O aluguel pode ser realizado para um tipo de evento em específico ou por dia, e o valor pode alternar entre R$50 mil e R$100 mil dependendo do tipo de armamento, de acordo com o cientista político.
Cada metralhadora .50 pesa aproximadamente 50 quilos. Todo o equipamento furtado do Arsenal de Guerra, na semana passada, soma mais de meia tonelada de metal, ou seja, dificilmente a ação criminosa poderia ser executada sem ajuda interna, apontam os especialistas ouvidos pela reportagem.
“Ninguém entra em um batalhão do Exército revirando todos os prédios. Esses casos são feitos muito direcionados, e, nesse caso específico, eu particularmente não tenho nenhuma dúvida de que houve participação interna pela dimensão”, afirma o gerente de projetos do Instituto Sou da Paz.
Para Langeani, o crime é fruto de uma encomenda com participação no crime organizado. A ação criminosa exigiu planejamento logístico e financeiro, por isso não poderia ser realizado por pequenos grupos.
Uchôa também aponta que o furto expõe a fragilidade no controle de armas pelo Exército brasileiro e pelo governo federal. “Não basta controlar e lutar para retirar o que está chegando. É preciso evitar que esses desvios continuem acontecendo”.
Atualmente, o Comando Militar do Sudeste e uma equipe do Departamento de Ciência e Tecnologia, enviada da sede em Brasília, são os únicos a investigar o crime.
Como nenhum integrante do Exército procurou a Polícia Civil para registrar boletim de ocorrência, a SSP-SP (Secretaria de Segurança Pública de São Paulo) informou que não participa das investigações.
Entretanto, a pasta informou, em nota, que “as polícias Civil e Militar empreendem massivos esforços no sentido da localização do material subtraído e da identificação e prisão dos autores do crime”.
No sábado (14), o secretário de Segurança Pública, Guilherme Derrite, ainda declarou em suas redes sociais que o furto das metralhadoras pode ter “consequências catastróficas”.
À reportagem, o gerente de projetos do Instituto Sou da Paz assegura que o Exército erra ao tentar investigar o crime sozinho e não acionar outros órgãos para ajudá-lo na recuperação das armas.
Em 2009, sete fuzis foram roubados de um quartel em Caçapava, no interior de São Paulo. Na ocasião, os militares receberam ajuda das polícias Civil e Federal, conseguindo recuperar todo o armamento após três meses, relembra Langeani.
Essas instituições, segundo o pesquisador, já possuem uma estrutura de monitoramento de facções criminosas – como o PCC e o CV – com escutas telefônicas e acompanhamento de lideranças. Em contrapartida, o Exército não detém essa expertise.

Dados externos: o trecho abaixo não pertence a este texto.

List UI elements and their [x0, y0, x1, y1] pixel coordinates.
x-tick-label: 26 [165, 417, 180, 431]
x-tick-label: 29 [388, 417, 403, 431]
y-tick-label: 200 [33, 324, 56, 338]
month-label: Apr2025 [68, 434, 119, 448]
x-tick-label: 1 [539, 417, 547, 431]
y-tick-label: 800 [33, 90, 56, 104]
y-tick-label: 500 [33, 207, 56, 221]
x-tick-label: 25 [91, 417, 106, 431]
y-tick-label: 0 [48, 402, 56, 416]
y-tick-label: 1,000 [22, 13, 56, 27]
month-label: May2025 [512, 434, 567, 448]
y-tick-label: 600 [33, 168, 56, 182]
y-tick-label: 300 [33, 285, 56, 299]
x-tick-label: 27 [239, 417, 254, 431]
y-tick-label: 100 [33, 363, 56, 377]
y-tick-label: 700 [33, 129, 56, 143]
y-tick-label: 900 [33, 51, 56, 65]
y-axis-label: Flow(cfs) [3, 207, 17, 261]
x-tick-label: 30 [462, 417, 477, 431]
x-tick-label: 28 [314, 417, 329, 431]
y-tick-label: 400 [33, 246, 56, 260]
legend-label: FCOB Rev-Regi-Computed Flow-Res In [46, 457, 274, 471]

O cientista político Carlos Augusto também aponta para problemas operacionais nas Forças Armadas que corroboram para os desvios de armamentos, como a estrutura antiga e precária dos quartéis e a contratação temporária de funcionários.
“Não são carreiras fixas, de longa duração. Isso faz com que haja a precarização da execução do trabalho e possibilidade de cooptar mais facilmente esse agente que está lá dentro”, exemplica.
Questionado sobre o andamento das investigações, o Exército se limitou a informar que estão em curso e sob sigilo. Um Inquérito Policial Militar também foi instaurado.
A corporação ainda afirmou que 480 militares estão aquartelados desde o desaparecimento das metralhadoras. Isto é, eles não podem deixar a base militar. “Os militares estão sendo ouvidos para que possamos identificar dados relevantes para a investigação”, diz o comunicado.